No estaba acostumbrado a hablar de su vida con extraños, ni a defender sus acciones, pero en esos momentos daba la sensación de ser alguien que reclamaba aprobación.

–No me gusta discutir antes de tomarme el primer café del día –él bajó la mirada–. Sobre todo con una mujer desnuda.

La frase hizo que Miranda se llevara una mano a la boca. Craso error, pues la colcha estuvo a punto de deslizarse por un lado.

–Os proporciona una injusta ventaja –Gianni sonrió ante los esfuerzos de Miranda.

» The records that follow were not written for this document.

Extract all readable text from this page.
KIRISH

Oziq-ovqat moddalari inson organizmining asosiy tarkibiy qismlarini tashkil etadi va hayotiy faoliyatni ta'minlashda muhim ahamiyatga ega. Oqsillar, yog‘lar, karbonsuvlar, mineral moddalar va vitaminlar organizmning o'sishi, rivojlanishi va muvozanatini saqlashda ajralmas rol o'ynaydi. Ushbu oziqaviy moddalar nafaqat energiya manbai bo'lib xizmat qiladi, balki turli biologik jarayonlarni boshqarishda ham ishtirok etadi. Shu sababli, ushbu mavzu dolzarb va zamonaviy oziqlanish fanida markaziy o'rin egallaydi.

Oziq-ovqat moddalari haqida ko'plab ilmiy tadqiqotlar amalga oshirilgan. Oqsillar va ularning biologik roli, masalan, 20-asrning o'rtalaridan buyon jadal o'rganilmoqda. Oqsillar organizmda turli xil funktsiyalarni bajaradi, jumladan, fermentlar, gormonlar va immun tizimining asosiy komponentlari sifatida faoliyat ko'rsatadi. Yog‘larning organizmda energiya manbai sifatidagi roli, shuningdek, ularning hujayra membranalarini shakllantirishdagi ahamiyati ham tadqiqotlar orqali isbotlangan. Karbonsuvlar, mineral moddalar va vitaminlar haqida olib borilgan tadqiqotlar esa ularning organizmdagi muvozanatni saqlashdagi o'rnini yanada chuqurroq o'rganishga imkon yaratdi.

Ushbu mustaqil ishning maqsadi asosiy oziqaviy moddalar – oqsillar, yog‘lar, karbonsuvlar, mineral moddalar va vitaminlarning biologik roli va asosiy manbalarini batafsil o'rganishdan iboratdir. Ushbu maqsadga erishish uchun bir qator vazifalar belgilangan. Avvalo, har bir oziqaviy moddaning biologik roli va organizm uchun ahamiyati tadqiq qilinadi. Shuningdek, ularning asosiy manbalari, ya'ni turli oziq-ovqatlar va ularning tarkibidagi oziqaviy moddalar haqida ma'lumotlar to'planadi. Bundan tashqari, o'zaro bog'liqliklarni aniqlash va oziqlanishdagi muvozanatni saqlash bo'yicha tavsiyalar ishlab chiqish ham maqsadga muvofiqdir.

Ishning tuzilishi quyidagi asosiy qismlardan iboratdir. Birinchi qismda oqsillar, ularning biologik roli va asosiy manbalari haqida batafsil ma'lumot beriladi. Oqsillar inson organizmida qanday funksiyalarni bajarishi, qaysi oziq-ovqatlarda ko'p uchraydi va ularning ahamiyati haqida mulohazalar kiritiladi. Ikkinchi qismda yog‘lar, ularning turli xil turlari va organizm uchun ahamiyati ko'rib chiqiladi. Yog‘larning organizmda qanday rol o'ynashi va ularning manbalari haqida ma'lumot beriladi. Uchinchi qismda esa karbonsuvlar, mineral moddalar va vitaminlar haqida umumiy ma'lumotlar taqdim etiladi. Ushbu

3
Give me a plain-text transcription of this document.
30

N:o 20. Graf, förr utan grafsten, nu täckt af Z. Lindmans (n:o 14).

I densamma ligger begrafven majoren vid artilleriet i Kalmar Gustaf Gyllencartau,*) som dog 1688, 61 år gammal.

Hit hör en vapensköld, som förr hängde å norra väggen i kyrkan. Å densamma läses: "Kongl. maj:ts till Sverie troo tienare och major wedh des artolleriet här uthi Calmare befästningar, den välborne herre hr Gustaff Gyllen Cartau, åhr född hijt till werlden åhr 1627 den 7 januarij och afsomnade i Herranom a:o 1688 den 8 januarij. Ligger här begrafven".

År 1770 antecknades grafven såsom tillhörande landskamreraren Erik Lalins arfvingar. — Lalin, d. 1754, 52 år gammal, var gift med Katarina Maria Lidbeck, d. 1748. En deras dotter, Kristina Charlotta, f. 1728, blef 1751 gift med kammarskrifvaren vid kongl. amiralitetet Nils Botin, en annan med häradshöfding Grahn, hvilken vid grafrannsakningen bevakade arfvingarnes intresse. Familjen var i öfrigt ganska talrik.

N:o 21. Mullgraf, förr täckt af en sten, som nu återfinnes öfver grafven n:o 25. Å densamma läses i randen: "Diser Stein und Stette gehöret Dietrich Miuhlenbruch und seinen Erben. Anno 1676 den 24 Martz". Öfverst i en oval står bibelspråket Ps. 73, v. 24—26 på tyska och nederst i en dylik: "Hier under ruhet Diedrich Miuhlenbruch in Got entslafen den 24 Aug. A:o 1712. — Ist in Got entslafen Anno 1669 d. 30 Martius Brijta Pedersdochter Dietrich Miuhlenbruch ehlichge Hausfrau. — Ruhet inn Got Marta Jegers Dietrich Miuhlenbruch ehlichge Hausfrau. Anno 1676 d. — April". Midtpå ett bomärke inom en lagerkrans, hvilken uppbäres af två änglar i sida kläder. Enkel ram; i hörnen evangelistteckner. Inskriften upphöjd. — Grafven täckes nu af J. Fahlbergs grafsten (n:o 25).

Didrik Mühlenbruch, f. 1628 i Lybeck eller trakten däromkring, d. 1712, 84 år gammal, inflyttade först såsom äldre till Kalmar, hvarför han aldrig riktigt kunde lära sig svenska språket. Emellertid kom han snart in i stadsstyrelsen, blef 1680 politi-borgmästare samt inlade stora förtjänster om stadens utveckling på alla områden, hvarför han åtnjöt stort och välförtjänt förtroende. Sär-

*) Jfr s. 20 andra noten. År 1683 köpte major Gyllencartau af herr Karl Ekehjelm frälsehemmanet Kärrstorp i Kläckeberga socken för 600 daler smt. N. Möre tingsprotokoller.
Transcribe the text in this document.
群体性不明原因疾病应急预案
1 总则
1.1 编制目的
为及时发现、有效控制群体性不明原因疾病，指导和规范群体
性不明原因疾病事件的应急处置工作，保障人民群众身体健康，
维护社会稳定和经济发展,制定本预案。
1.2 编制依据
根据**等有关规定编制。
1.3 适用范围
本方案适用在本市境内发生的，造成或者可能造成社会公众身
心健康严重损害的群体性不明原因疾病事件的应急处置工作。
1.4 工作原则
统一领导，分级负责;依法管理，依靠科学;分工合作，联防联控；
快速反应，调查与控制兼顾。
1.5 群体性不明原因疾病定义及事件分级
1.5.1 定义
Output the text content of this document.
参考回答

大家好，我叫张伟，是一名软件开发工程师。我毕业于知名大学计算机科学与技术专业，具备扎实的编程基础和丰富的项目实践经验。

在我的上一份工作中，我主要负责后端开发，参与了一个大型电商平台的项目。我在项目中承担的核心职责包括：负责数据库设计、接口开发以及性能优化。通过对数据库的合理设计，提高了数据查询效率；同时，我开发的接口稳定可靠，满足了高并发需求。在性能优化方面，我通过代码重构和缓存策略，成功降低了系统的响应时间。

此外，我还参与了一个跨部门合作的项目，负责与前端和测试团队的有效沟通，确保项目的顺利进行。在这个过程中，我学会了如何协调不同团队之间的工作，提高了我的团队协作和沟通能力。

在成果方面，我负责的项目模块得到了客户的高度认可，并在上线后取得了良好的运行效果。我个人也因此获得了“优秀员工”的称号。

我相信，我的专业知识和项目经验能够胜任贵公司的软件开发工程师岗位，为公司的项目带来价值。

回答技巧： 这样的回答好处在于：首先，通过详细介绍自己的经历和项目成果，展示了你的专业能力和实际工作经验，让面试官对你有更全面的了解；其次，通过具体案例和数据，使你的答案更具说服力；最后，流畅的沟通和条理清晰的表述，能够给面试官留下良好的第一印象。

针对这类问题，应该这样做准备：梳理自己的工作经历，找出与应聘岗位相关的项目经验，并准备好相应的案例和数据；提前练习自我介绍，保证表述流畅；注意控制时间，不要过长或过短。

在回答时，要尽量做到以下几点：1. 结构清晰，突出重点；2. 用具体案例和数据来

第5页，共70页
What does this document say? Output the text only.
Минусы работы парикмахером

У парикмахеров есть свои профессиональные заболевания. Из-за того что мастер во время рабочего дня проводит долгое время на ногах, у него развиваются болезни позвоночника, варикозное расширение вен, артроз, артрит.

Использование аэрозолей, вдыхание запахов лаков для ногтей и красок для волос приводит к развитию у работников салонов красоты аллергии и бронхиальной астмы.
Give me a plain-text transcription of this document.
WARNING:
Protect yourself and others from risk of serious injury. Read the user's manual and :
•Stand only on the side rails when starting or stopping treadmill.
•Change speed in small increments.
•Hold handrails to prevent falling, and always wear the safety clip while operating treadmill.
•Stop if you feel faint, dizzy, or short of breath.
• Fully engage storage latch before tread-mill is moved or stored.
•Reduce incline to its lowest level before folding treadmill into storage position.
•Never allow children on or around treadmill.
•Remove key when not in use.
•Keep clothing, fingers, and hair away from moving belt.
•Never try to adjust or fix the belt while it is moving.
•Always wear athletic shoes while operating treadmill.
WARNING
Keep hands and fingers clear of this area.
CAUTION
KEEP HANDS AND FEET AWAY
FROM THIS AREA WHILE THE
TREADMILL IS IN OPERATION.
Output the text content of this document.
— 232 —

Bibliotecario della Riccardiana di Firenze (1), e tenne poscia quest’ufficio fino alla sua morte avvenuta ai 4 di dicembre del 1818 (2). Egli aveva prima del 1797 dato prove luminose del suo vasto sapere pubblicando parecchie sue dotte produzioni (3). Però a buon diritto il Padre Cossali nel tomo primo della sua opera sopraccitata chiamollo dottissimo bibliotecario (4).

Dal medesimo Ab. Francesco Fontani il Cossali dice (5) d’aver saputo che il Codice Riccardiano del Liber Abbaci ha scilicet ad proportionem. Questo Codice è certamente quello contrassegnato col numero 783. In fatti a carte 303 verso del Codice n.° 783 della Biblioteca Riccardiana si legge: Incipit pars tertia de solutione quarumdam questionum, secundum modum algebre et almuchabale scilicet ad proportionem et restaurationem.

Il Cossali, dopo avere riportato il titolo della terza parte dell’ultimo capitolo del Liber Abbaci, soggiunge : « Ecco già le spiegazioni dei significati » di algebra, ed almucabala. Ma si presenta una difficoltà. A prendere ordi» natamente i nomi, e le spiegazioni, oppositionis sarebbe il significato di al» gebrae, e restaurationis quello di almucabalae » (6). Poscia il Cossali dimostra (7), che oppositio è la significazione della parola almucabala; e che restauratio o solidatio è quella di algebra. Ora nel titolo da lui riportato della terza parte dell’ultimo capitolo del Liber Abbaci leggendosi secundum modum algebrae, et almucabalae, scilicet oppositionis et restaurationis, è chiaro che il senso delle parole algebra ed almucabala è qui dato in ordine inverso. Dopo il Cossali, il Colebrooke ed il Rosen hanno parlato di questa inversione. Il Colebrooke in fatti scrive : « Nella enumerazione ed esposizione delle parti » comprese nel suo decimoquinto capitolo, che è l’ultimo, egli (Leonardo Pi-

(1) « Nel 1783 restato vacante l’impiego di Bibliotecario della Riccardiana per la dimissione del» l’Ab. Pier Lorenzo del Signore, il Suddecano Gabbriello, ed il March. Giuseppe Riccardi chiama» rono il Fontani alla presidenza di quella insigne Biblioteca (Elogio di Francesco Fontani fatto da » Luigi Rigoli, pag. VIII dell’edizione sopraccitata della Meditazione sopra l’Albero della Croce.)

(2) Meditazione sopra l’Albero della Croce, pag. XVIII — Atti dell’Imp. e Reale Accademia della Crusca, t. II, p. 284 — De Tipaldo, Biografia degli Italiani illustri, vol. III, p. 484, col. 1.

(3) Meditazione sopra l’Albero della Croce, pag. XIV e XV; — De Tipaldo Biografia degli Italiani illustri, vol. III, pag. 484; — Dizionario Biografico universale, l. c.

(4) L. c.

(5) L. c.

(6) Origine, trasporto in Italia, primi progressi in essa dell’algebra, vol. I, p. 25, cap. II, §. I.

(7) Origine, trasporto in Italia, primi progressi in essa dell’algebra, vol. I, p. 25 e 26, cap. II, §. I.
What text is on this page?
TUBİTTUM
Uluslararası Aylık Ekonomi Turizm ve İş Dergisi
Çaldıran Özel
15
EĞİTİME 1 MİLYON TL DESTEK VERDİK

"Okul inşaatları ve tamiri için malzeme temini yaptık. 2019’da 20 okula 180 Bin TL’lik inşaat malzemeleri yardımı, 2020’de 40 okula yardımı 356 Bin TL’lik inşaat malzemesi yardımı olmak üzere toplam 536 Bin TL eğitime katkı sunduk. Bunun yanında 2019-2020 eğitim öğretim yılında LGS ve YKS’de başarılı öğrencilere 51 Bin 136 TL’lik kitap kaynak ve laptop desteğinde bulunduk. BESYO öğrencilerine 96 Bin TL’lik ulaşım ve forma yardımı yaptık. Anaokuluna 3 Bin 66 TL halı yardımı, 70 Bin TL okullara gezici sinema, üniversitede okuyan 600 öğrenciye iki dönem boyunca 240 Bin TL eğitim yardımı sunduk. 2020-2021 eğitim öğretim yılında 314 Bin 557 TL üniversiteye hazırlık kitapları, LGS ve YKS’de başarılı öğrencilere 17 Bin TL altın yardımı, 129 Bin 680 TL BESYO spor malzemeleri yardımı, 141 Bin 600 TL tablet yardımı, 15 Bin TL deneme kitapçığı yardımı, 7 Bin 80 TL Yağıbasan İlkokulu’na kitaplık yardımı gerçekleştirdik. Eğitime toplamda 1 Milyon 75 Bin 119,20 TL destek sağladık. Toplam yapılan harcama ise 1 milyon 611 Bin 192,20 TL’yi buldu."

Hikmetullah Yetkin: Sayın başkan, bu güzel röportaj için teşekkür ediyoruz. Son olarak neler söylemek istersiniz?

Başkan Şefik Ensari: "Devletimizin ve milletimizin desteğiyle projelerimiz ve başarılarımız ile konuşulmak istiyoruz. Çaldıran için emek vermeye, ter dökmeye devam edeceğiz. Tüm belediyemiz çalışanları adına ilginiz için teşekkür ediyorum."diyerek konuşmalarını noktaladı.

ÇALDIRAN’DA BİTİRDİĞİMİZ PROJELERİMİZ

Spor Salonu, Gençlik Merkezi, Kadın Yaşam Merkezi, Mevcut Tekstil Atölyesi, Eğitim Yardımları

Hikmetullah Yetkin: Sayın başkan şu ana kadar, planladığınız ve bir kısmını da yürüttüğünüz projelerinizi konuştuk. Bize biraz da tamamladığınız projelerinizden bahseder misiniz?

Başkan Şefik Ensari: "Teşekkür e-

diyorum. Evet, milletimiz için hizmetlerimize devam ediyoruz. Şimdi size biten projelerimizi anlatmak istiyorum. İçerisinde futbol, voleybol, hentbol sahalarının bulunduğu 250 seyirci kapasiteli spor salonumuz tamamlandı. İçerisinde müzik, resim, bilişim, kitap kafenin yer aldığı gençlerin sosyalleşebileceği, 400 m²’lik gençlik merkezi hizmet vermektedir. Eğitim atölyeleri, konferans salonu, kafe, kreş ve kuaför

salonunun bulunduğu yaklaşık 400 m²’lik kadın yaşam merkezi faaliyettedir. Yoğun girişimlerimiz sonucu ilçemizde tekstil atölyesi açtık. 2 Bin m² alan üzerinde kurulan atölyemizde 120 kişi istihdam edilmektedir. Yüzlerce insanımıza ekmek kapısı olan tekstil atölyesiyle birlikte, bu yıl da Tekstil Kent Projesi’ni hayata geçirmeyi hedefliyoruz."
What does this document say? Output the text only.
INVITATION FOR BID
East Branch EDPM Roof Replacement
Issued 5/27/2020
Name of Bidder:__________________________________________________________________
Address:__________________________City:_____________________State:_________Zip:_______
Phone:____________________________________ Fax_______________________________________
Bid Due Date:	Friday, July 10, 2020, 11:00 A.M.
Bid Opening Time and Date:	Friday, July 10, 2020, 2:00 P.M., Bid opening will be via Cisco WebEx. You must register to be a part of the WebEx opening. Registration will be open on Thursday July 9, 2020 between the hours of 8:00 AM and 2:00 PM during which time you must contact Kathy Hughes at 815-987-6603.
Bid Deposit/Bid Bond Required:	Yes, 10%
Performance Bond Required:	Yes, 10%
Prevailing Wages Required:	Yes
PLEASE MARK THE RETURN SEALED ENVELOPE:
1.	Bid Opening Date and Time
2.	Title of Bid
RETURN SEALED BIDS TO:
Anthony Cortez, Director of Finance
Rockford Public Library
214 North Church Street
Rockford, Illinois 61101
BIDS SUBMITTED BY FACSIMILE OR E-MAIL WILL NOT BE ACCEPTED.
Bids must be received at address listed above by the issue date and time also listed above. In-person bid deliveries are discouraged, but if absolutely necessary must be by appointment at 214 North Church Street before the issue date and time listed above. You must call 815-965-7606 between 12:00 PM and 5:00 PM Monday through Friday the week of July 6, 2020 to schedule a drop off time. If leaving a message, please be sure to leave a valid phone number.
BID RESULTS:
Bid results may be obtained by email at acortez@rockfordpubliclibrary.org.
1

¡Injusta! Miranda se quedó sin habla ante la desfa- chatez de ese hombre. Jamás en su vida se había sentido en menor desventaja que en esos momentos y lo miró furiosa.

–Bueno, pues dado que me gusta jugar en igualdad de condiciones, podemos continuar esta conversación cuando me haya puesto algo de ropa encima.

La risa de Gianni fue cálida, profunda, gutural y totalmente inesperada. Consciente de la ligera respuesta de la parte inferior del estómago, Miranda luchó contra el impulso de sonreír. Ese hombre era un experto en sonreír y recibir sonrisas a cambio.

–Me parece justo –asintió Gianni–. Vamos, campeón, creo que te vendrá bien un poco de agua y jabón –tomó a su hijo en brazos e hizo una mueca ante el olor acre que desprendía–. Dejé el equipaje en la cocina. ¿Qué tal si usamos el baño de abajo y tú el de arriba… el que tiene el enorme cerrojo?

Miranda alzó desafiante la barbilla ante el comentario jocoso.

–Y créame, señor Fitzgerald, pienso utilizarlo.

Gianni la miró con ojos burlones. Ese hombre era un auténtico chico malo. Ella nunca se había sentido atraída hacia los chicos malos, y eso la colocaba en el grupo minoritario.

–Mi madre me advirtió sobre las mujeres de lengua afilada –sin embargo, pensó él, no le había hablado de las mujeres cuyas lenguas estuvieran hechas para el pecado.

Su mirada se detuvo un instante sobre ella antes de darse media vuelta con una sonrisa. Ni siquiera se volvió cuando ella contestó.

–Y mi madre me dijo que los hombres que tenían miedo de las mujeres inteligentes solían tener problemas de autoestima.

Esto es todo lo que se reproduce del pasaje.